## Chapter 4. Training Models

Two different ways to train a Linear Regression model:
 - Use a direct "closed-form" equation that directly computes the model parameters that best fit the model to the training set.
 - Use an iterative optimization approach, Gradient Descent (GD), Batch GD, Mini-batch GD, and Stochastic GD.

Polynomial Regression, more prone to overfitting. Detect overfitting using learning curves, reduce using regularization.

Logistic Regression

Softmax Regression

### Linear Regression

A linear model makes a prediction by simply computing a weighted sum of the input features plus a constant called the bias term (intercept term).

$$\mathbf{y} = h_\theta(\mathbf{x}) = \theta^T \cdot \mathbf{x}$$

Cost function

$$MSE(\mathbf{X}, h_\theta) = \frac{1}{m} \sum^m_{i=1}(\theta^T \cdot \mathbf{x}^{(i)} - y_{(i)})^2$$

#### The Normal Equation

Closed-form solution
$$\hat{\theta} = (\mathbf{X}^T \cdot \mathbf{X})^{-1} \cdot \mathbf{X}^T \cdot \mathbf{y}$$

#### Computational Complexity

<font color=red>_WARNING_</font>

The Normal Equation gets very slow when the number of features grows large (e.g., 100,000).

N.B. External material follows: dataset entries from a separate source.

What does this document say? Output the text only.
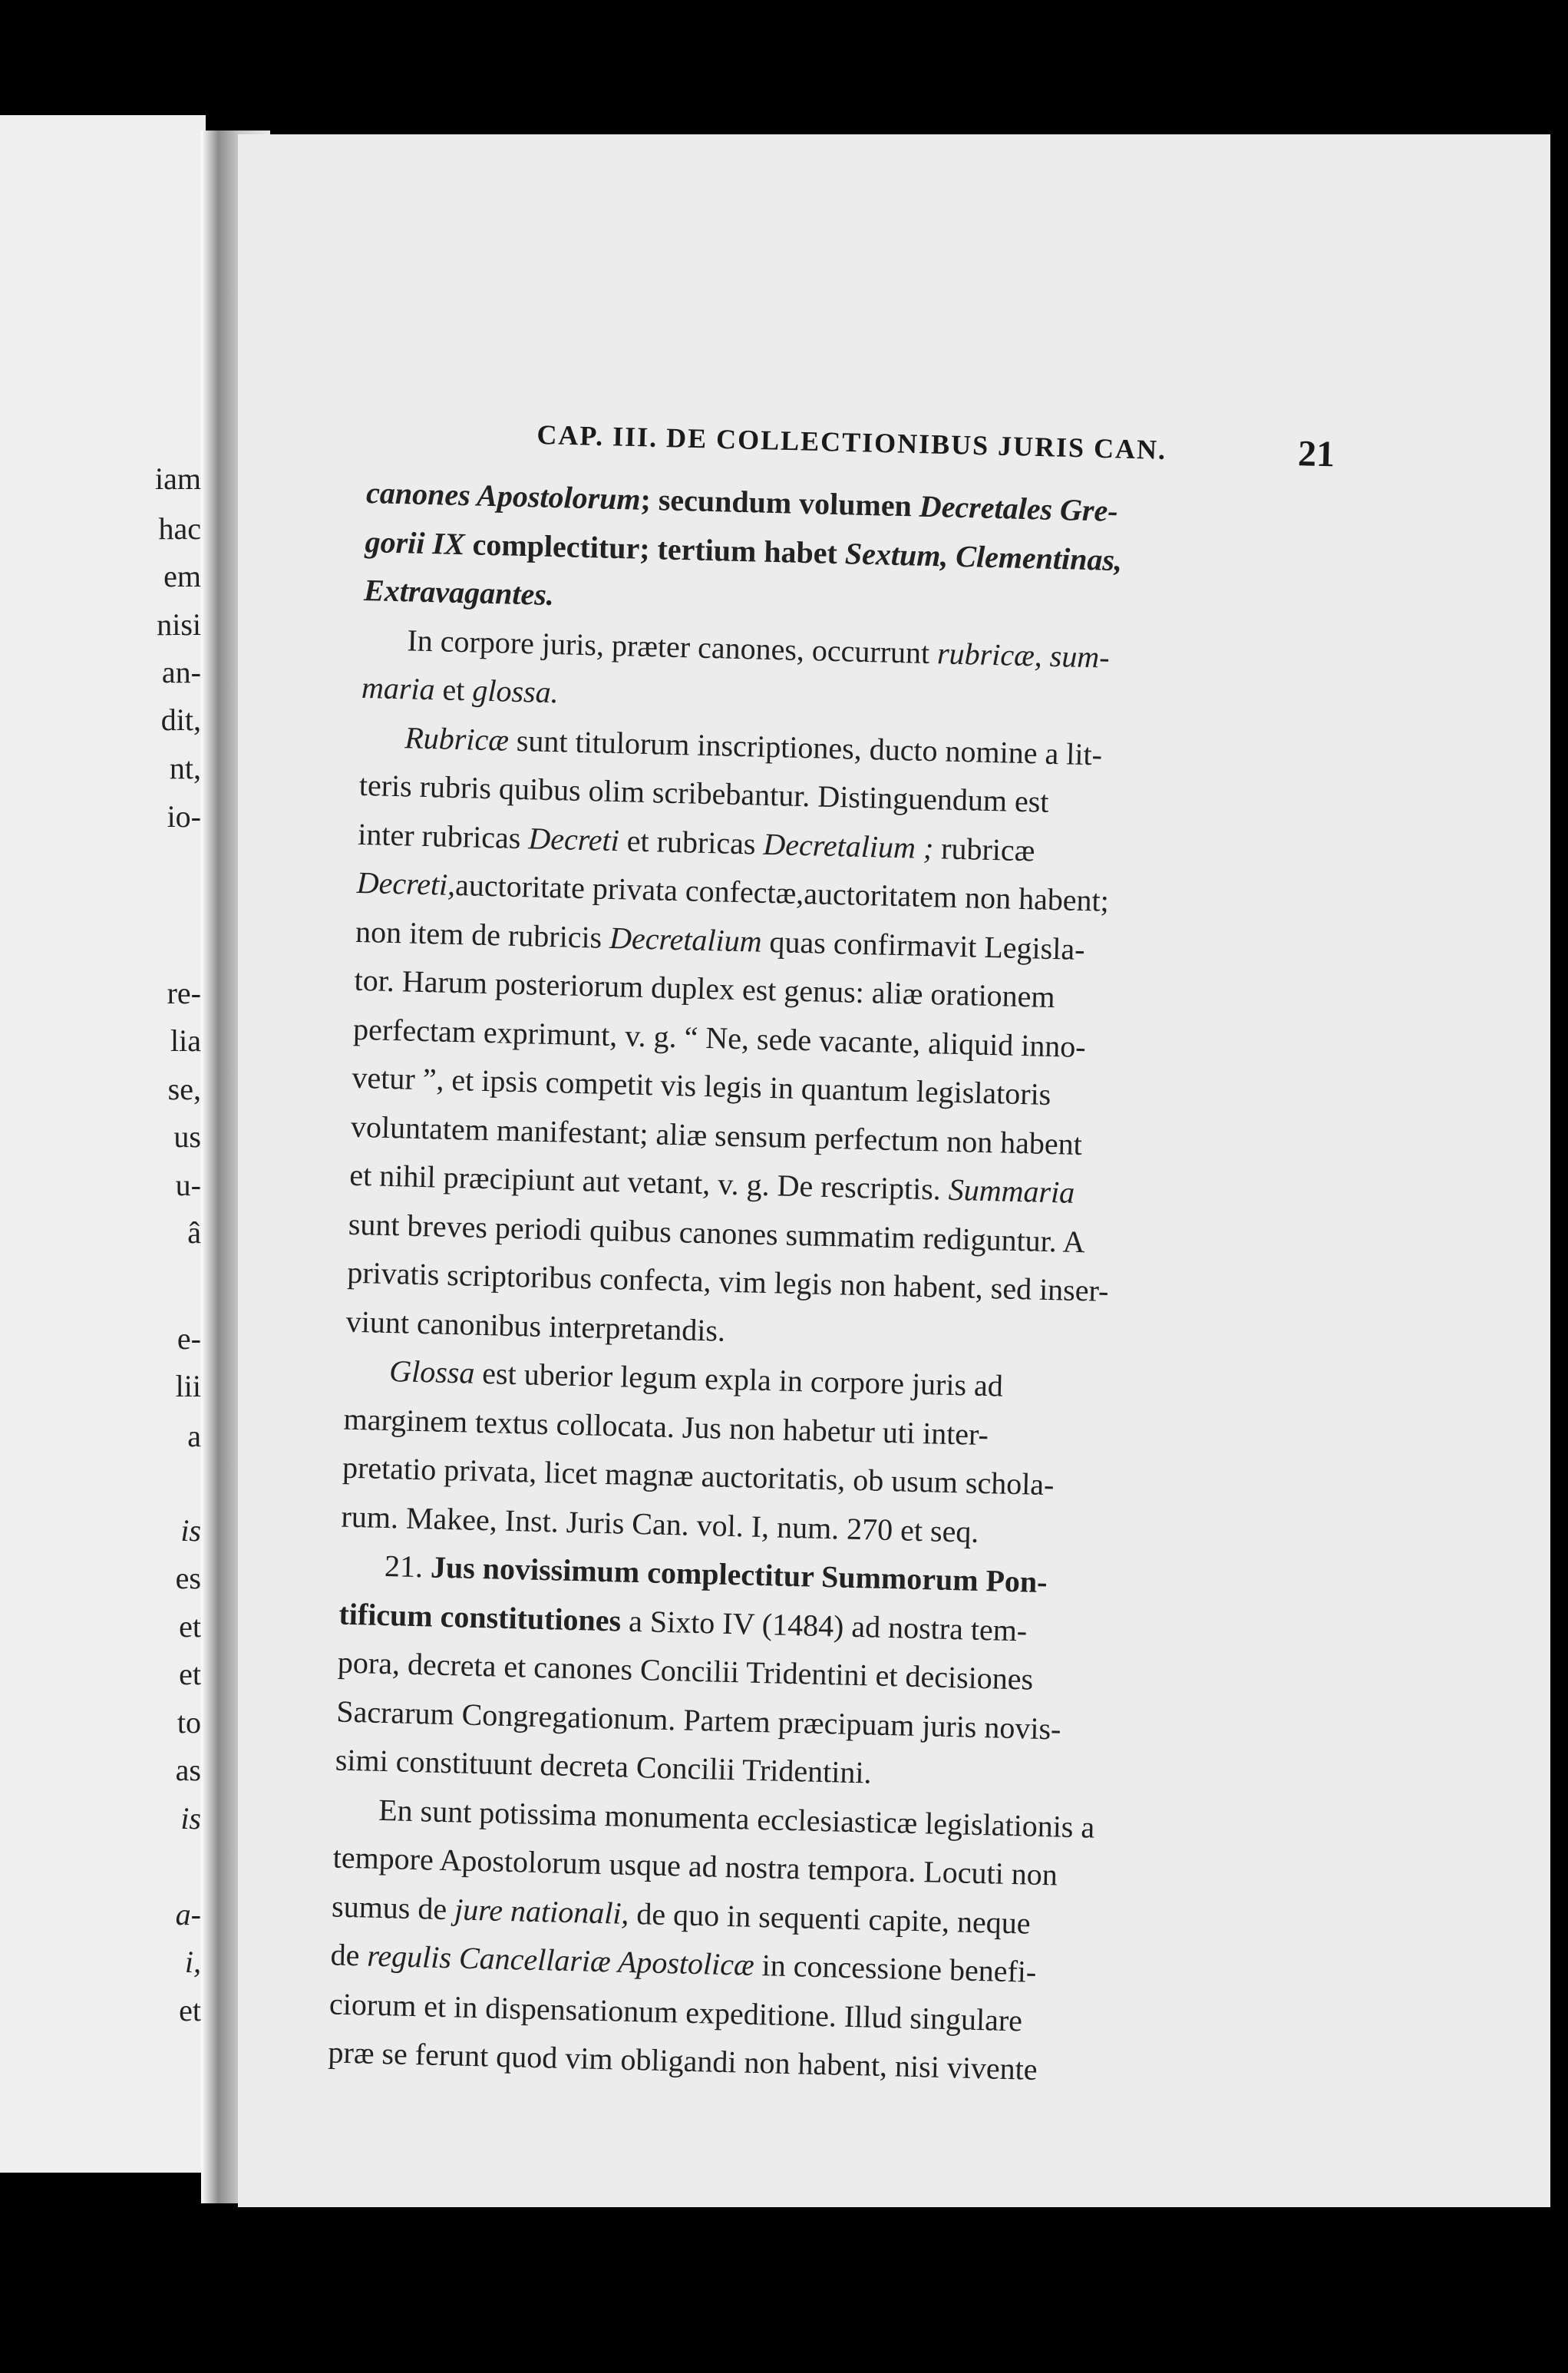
iam
hac
em
nisi
an-
dit,
nt,
io-
re-
lia
se,
us
u-
â
e-
lii
a
is
es
et
et
to
as
is
a-
i,
et
CAP. III. DE COLLECTIONIBUS JURIS CAN.	21
canones Apostolorum; secundum volumen Decretales Gre-
gorii IX complectitur; tertium habet Sextum, Clementinas,
Extravagantes.
In corpore juris, præter canones, occurrunt rubricæ, sum-
maria et glossa.
Rubricæ sunt titulorum inscriptiones, ducto nomine a lit-
teris rubris quibus olim scribebantur. Distinguendum est
inter rubricas Decreti et rubricas Decretalium ; rubricæ
Decreti,auctoritate privata confectæ,auctoritatem non habent;
non item de rubricis Decretalium quas confirmavit Legisla-
tor. Harum posteriorum duplex est genus: aliæ orationem
perfectam exprimunt, v. g. “ Ne, sede vacante, aliquid inno-
vetur ”, et ipsis competit vis legis in quantum legislatoris
voluntatem manifestant; aliæ sensum perfectum non habent
et nihil præcipiunt aut vetant, v. g. De rescriptis. Summaria
sunt breves periodi quibus canones summatim rediguntur. A
privatis scriptoribus confecta, vim legis non habent, sed inser-
viunt canonibus interpretandis.
Glossa est uberior legum expla in corpore juris ad
marginem textus collocata. Jus non habetur uti inter-
pretatio privata, licet magnæ auctoritatis, ob usum schola-
rum. Makee, Inst. Juris Can. vol. I, num. 270 et seq.
21. Jus novissimum complectitur Summorum Pon-
tificum constitutiones a Sixto IV (1484) ad nostra tem-
pora, decreta et canones Concilii Tridentini et decisiones
Sacrarum Congregationum. Partem præcipuam juris novis-
simi constituunt decreta Concilii Tridentini.
En sunt potissima monumenta ecclesiasticæ legislationis a
tempore Apostolorum usque ad nostra tempora. Locuti non
sumus de jure nationali, de quo in sequenti capite, neque
de regulis Cancellariæ Apostolicæ in concessione benefi-
ciorum et in dispensationum expeditione. Illud singulare
præ se ferunt quod vim obligandi non habent, nisi vivente
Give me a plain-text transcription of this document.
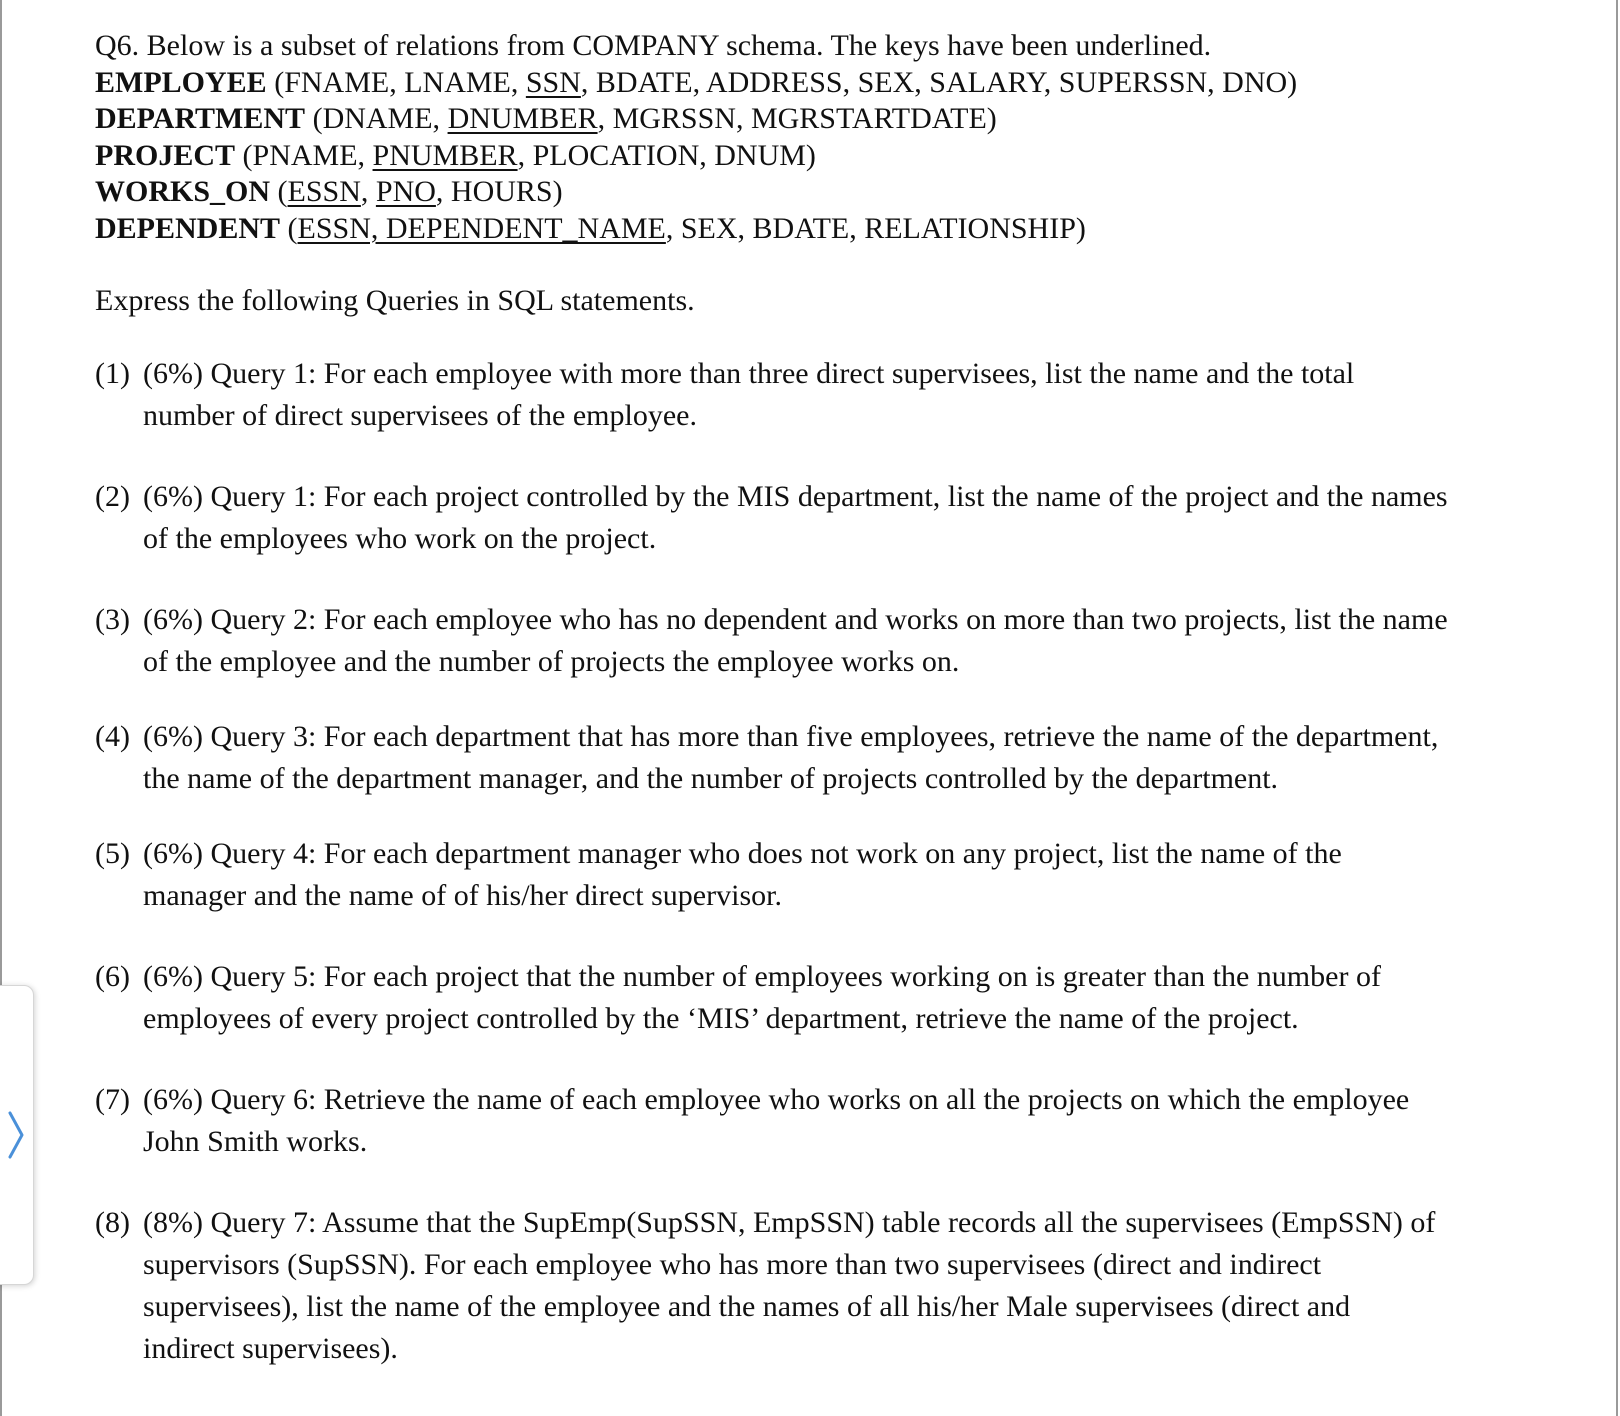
Q6. Below is a subset of relations from COMPANY schema. The keys have been underlined.
EMPLOYEE (FNAME, LNAME, SSN, BDATE, ADDRESS, SEX, SALARY, SUPERSSN, DNO)
DEPARTMENT (DNAME, DNUMBER, MGRSSN, MGRSTARTDATE)
PROJECT (PNAME, PNUMBER, PLOCATION, DNUM)
WORKS_ON (ESSN, PNO, HOURS)
DEPENDENT (ESSN, DEPENDENT_NAME, SEX, BDATE, RELATIONSHIP)
Express the following Queries in SQL statements.
(1) (6%) Query 1: For each employee with more than three direct supervisees, list the name and the total
number of direct supervisees of the employee.
(2) (6%) Query 1: For each project controlled by the MIS department, list the name of the project and the names
of the employees who work on the project.
(3) (6%) Query 2: For each employee who has no dependent and works on more than two projects, list the name
of the employee and the number of projects the employee works on.
(4) (6%) Query 3: For each department that has more than five employees, retrieve the name of the department,
the name of the department manager, and the number of projects controlled by the department.
(5) (6%) Query 4: For each department manager who does not work on any project, list the name of the
manager and the name of of his/her direct supervisor.
(6) (6%) Query 5: For each project that the number of employees working on is greater than the number of
employees of every project controlled by the ‘MIS’ department, retrieve the name of the project.
(7) (6%) Query 6: Retrieve the name of each employee who works on all the projects on which the employee
John Smith works.
(8) (8%) Query 7: Assume that the SupEmp(SupSSN, EmpSSN) table records all the supervisees (EmpSSN) of
supervisors (SupSSN). For each employee who has more than two supervisees (direct and indirect
supervisees), list the name of the employee and the names of all his/her Male supervisees (direct and
indirect supervisees).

On the positive side, this equation is linear with regards to the number of instances and features in the training set (it is $O(m)$), so it handles large training sets efficiently, provided they can fit in memory.

### Gradient Descent

Concretely, you start by filling $\theta$ with random values (_random initialization_), and then you improve it gradually, taking one baby step at a time, each step attempting to decrease the cost function, until the algorithm _converges_ to a minimum.

_Learning rate_ hyperparameter: small, slow convergence; large, algorithm diverge.

Two main challenges with Gradient Descent: 
 - Random initialization, it could converge to a local minimum; 
 - It may take a very long time to cross the plateau, and if you stop too early you will never reach the global minimum.

<font color=red>_WARNING_</font>

When using Gradient Descent, you should ensure that all features have a similar scale, or else it will take much longer to converge.

#### Batch Gradient Descent

It involves calculations over the full training set X, at each Gradient Descent step.

How to set the number of iterations: set a very large number of iterations but to interrupt the algorithm when the norm of the gradient vector becomes smaller than $\epsilon$ (tolerance).

#### Stochastic Gradient Descent

Stochastic Gradient Descent just picks a random instance in the training set at every step and computes the gradients based only on that single instance. (fast, train on huge training sets)

Much less regular than Batch Gradient Descent: instead of gently decreasing until it reaches the minimum, the cost function will bounce up and down, decreasing only on average. Over time it will end up very close to the minimum, but once it gets there it will continue to bounce around, never settling down. So once the algorithm stops, the final parameter values are good, but not optimal.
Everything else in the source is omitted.